The Heart - Page 25/151

Madam Rosamond Cavendish was, I suppose, a beauty, though after a

strange and curious fashion, being seemingly dependent upon those

around her for it, as a chameleon is dependent for his colour upon

his surroundings. I have seen Madam Cavendish, when praised by one

she loved, or approached by the little maid, her daughter, with an

outstretch of fair little arms and a coercion of dimples toward

kisses, flash into such radiance of loveliness that, boy as I was, I

was dazzled by her. Then, on the other hand, I have seen her as

dully opaque of any meaning of beauty as one could well be. But she

loved Captain Cavendish well, and I wot he never saw her but with

that wondrous charm, since whenever he cast his eyes upon her it

must have been to awaken both reflection and true life of joy in her

face. She was so small and exceeding slim that she seemed no more

than a child, and she was not strong, having a quick cough ready at

every breath of wind, and she rode nor walked like our English

women, but lay about on cushions in the sun. Still, when she moved,

it was with such a vitality of grace and such readiness that no one,

I suspect, knew how frail she was until she sickened and died the

second year of my stay in Cambridge. When I returned home I found in

her stead Madam Judith Cavendish, the mother of Captain Cavendish,

who had come from Huntingdonshire. She was at that time well turned

of threescore, but a woman who was, as she had always been, a power

over those about her. She looked her age, too, except for her

figure, for her hair was snowy white, and the lines of her face

fixed beyond influence of further smiles or tears. My imagination

has always been a mighty factor in my estimation of the characters

of others, and I have often wondered how true to facts I might be,

but verily it seemed to me that after Madam Cavendish arrived at

Cavendish Court the influence of that great strength of character,

which, when it exists in a woman, intimidates every man, no matter

who he may be, made itself evident in the very king's highway

approaching Cavendish Court, and increased as the distance

diminished, according to some of my mathematical rules.

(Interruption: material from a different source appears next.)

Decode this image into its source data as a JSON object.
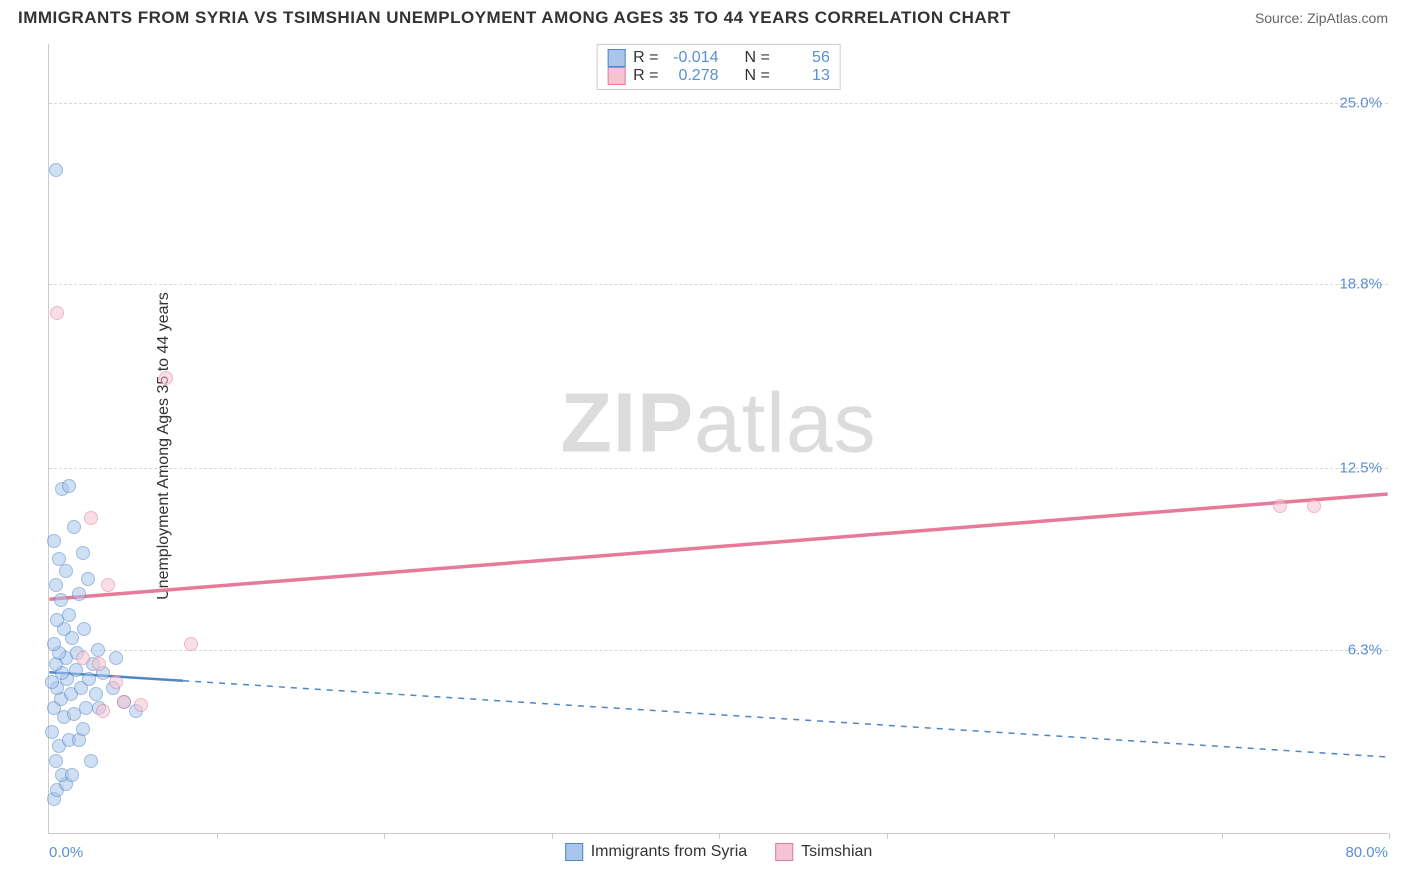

There were in her no change and shifting to new lights of beauty or

otherwise at the estimation of those around her; she rather

controlled, as it were, all the domestic winds. Captain Cavendish

bowed before his superior on his own deck, though I believe there

was much love betwixt them, and, as for the little maid, she

tempered the wilfulness which was then growing with her growth by

outward meekness at least. I used to think her somewhat afraid of

her grandmother, and disposed to cling for protection and

mother-love to her elder sister Catherine. Catherine, in those two

years, had blossomed out her beauty; her sallowness and green pallor

had become bloom, though not rosy, rather an ineffable clear white

like a lily. Her eyes, at once shy and antagonistic, had become as

steady as stars in their estimation of self and others, and all her

slender height was as well in her power of graceful guidance as the

height of a young oak tree. Catherine, in those days, paid very

little heed to me, for her one year of superior age seemed then

threefold to both of us, except as she was jealously watchful that I

win not too much of the love of her little sister. I have never seen

such love from elder to younger as there was from Catherine

Cavendish to her half-sister Mary after the little one had lost her

mother. And all that the little maid did, whether of work or play,

was with an eye toward the other's approbation, especially after the

advent of her grandmother. Catherine had lovers, but she would have

none of them. It seemed as if the maternal love of which most maids

feel the unknown and unspelled yearning, and which, perchance, may

draw them all unwittingly to wedlock, had seized upon Catherine

Cavendish, and she had, as it were, fulfilled it by proxy by this

love of her young sister, and so had her heart made cold toward all

lovers. Be that as it may, though she was much sought after by more

than one of high degree, she remained as she was.